Ülkemiz dikkat edilirse Mühendislik hizmetlerinde, sağlıkta, sanayide, sporda v.b her konuda tek başına ihtilaller döneminde başarılı olabiliyor, koalisyonlar dönemi ülkemize hep zararlı olmuştur. Hele hele iktidarlar ve sonrası hepimizin malumudur yamalı bohçaya dönen anayasamız ve seçim sistemimiz bir türlü düzeltilmemektedir. Bu konuda her şey iktidar partilerinden beklemek yetmez. Muhalefet partilerin de görev sorumluluklarını yerine getirmelidir. Ülkemizin artık zaman kaybedilmesine tahammülü yoktur.
Peygamberimizin;
‘‘İki günü bir olanın bir günü kayıptır’’ sözü her şeyi anlatmaktadır.
Atatürk’ün sözüyle bitirelim;
Sevgi ve saygının olduğu yerde itimat ve itaat vardır.
İtimat’ın olduğu yerde disiplin vardır.
Disiplinin olduğu yerde muvaffakiyet vardır.
Muvaffakiyet muvaffak olacağım ve muvaffak oldum diyebilenindir.

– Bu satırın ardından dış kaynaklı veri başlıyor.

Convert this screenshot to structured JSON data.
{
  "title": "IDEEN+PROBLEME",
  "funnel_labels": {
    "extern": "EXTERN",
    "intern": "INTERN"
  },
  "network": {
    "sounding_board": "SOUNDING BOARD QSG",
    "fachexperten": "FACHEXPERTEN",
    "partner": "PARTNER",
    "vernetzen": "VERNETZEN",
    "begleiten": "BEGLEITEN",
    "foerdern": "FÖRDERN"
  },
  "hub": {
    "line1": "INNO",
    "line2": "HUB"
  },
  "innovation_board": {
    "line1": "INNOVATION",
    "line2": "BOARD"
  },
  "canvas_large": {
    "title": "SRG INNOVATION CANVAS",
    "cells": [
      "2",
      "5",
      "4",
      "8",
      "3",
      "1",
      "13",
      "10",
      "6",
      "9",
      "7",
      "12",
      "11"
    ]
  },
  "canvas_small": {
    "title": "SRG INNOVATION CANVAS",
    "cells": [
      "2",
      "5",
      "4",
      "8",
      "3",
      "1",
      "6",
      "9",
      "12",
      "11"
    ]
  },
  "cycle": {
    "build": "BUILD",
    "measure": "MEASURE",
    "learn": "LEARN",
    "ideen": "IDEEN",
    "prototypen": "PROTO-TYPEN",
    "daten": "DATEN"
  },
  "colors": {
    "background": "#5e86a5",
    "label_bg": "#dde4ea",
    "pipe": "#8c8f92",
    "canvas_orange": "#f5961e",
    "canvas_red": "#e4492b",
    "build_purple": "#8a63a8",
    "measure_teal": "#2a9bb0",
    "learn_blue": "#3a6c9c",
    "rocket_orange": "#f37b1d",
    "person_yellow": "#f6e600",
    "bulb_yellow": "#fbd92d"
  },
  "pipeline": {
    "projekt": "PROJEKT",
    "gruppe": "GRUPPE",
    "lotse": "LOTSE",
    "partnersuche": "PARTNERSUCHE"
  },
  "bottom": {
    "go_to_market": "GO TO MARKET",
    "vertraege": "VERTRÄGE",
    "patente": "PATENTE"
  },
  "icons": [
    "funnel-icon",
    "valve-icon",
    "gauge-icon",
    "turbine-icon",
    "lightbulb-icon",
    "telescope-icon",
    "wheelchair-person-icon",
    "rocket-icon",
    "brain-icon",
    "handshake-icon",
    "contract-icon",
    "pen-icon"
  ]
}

Bu söze en güzel örnek kadın voleybol takımımızın muvaffakiyetidir. Yüzyıl sonra Avrupa şampiyonu olan kadınlar voleybol takımımızı son yıllarda yaşadığımız üzüntülü günlerimizi bizlere bir nebze unutturdukları ve bizleri gururlandırdıkları için tebrik ediyor, filelerin sultanlarını olimpiyatlarda da inşallah aynı sevinci milletimize yaşatmalarını cenab-ı Hak’tan niyaz ediyorum.